Chapter 8 Descriptive statistics

Now that we have learned more about data frames and how we can index them, we are now going to look at descriptive statistics.
Suppose we have a group with 1000 persons and their lengths, then we are likely not interested in the length of all individuals, but we are interested in measures of central tendency (such as the mean/median length of the group) and measures of variability (such as the standard deviation and variance).

Within this chapter, we will look at both measures of central tendency and measures of variability.

8.1 Measures of central tendency

8.1.1 Mean

We already saw the mean function at the beginning of the book when we first looked at functions and the mean is a typical example of a central tendency measure. The mean is obtained by adding all numbers together and then dividing by the number of observations.

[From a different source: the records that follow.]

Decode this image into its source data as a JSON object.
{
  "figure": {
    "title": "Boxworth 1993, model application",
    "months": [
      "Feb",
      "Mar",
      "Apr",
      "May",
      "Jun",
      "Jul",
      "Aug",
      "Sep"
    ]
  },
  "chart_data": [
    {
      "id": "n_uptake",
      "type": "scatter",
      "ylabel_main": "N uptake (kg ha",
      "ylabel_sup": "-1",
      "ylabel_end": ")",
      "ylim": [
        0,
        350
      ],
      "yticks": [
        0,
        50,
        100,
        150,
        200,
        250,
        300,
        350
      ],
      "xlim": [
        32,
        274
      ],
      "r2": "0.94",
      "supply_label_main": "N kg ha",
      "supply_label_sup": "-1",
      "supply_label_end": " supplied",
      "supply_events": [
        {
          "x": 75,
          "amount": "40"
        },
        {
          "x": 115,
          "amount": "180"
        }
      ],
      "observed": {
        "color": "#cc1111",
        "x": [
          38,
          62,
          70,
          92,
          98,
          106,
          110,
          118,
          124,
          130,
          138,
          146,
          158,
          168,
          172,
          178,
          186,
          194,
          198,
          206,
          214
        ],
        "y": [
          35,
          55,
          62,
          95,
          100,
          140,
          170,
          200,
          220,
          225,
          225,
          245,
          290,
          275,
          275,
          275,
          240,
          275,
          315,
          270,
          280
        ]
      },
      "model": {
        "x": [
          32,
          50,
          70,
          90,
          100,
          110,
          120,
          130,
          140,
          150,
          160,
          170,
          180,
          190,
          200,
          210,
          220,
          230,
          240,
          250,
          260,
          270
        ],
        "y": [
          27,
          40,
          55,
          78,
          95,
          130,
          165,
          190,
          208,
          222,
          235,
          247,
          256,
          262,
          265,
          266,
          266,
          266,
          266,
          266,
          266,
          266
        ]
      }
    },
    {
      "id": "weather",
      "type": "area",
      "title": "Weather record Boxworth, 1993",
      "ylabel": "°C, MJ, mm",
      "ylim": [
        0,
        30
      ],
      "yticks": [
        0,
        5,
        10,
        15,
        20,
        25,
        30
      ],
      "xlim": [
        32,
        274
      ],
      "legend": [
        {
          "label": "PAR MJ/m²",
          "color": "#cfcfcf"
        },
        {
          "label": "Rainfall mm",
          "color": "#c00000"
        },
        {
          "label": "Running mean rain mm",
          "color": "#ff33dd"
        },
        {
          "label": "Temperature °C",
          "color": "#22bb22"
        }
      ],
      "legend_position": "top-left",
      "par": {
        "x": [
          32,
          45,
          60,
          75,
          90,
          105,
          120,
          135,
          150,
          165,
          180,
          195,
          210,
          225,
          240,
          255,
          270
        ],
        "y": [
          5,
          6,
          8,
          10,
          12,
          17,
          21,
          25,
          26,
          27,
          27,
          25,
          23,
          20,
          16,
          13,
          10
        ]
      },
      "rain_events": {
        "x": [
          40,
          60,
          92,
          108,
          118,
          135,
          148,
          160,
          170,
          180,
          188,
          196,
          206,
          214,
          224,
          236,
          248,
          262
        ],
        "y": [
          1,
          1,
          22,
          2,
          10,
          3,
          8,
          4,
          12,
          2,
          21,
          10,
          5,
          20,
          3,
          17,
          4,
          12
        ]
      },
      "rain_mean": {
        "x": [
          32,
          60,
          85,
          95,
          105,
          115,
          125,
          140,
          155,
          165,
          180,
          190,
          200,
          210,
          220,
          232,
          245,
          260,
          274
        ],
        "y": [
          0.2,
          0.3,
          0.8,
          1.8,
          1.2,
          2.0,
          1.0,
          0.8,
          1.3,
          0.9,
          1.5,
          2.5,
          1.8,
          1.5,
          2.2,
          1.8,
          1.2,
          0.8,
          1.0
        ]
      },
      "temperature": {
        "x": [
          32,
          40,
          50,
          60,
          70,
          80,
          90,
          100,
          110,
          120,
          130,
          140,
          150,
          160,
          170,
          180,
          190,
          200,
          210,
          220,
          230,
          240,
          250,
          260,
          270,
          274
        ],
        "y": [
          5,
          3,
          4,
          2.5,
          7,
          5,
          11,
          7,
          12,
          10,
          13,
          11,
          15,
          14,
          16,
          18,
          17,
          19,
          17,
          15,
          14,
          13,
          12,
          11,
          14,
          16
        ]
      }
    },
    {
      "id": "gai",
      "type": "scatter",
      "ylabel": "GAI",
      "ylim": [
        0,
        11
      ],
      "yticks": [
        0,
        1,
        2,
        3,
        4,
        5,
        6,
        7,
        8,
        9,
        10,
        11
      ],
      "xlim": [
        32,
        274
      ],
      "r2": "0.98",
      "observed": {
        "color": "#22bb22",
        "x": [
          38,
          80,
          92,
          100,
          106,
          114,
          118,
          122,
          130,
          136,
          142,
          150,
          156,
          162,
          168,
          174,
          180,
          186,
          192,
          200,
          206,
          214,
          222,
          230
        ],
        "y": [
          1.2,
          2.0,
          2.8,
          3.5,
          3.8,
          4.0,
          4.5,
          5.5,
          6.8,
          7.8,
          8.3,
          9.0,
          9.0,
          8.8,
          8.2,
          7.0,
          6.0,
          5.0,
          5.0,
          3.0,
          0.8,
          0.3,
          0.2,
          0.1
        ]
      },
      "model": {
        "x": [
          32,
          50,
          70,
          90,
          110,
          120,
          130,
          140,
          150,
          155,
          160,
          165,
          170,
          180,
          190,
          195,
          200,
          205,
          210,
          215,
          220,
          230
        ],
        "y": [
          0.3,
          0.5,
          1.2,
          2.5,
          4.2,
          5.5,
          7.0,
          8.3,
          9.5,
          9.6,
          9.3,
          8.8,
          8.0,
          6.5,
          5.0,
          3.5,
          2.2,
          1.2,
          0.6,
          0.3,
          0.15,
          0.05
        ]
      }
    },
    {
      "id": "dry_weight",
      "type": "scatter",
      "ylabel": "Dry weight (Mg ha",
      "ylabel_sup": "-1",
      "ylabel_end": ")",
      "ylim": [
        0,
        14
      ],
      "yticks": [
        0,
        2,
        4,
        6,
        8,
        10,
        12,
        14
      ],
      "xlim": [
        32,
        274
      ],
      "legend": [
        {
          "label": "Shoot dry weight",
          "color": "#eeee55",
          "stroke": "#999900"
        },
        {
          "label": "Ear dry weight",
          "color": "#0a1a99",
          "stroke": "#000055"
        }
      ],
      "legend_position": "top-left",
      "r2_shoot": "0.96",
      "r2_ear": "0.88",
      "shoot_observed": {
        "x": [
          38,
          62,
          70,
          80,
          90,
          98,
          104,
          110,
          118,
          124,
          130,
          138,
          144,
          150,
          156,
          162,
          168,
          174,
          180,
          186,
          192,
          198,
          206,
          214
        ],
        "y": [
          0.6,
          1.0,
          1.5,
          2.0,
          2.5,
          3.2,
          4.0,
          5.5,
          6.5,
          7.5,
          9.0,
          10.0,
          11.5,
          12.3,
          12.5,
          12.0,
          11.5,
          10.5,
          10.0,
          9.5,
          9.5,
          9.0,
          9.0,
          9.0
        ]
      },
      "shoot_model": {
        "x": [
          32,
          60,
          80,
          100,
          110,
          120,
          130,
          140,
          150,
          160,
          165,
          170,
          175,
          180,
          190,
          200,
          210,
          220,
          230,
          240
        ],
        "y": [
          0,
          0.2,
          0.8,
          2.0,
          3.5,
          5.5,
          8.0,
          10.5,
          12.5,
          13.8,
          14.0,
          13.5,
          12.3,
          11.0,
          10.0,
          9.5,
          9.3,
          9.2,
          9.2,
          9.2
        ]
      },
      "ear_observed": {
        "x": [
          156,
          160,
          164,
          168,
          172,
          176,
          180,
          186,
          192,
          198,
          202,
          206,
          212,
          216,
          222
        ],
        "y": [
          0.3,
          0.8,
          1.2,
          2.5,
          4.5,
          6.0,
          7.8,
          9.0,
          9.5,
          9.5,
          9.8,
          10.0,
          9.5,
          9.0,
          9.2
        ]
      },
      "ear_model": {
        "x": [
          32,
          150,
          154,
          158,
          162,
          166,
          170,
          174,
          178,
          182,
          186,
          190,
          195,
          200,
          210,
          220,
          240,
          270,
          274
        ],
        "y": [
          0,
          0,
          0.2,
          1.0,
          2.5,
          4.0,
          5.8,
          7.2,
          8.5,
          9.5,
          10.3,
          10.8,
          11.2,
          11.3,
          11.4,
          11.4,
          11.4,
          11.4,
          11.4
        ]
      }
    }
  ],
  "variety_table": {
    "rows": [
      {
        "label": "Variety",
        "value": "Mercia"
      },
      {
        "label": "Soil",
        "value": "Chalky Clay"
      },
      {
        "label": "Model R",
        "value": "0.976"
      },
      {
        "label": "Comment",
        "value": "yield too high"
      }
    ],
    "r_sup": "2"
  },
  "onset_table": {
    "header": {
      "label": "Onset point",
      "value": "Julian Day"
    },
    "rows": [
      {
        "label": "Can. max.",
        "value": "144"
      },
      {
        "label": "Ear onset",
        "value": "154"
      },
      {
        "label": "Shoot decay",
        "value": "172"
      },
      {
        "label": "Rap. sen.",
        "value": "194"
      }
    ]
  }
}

If we do this with the numbers: 5, 18, 64, 208, 4, and 927 and assign them to a variable then we can use the mean() function to find out the mean of these numbers is.

numbers <- c(5, 18, 64, 208, 4, 927)
mean(numbers)
## [1] 204.3333

And then we see that the mean of these numbers is 204.33.

The mean function also works on data frames. If we load the iris dataset again, we can use the mean() function to see what the average Sepal.Length is. We can do this as follows:

data(iris)

mean(iris$Sepal.Length)
## [1] 5.843333

Here we gave a column from the iris dataset as an argument to the mean() function. Again, I used the dollar sign to select the column, but other ways will work as well:

mean(iris[["Sepal.Length"]])
## [1] 5.843333

When we use the mean function, there must be no missing values in our numbers. If there is at least 1 missing value, then the result becomes NA (not available).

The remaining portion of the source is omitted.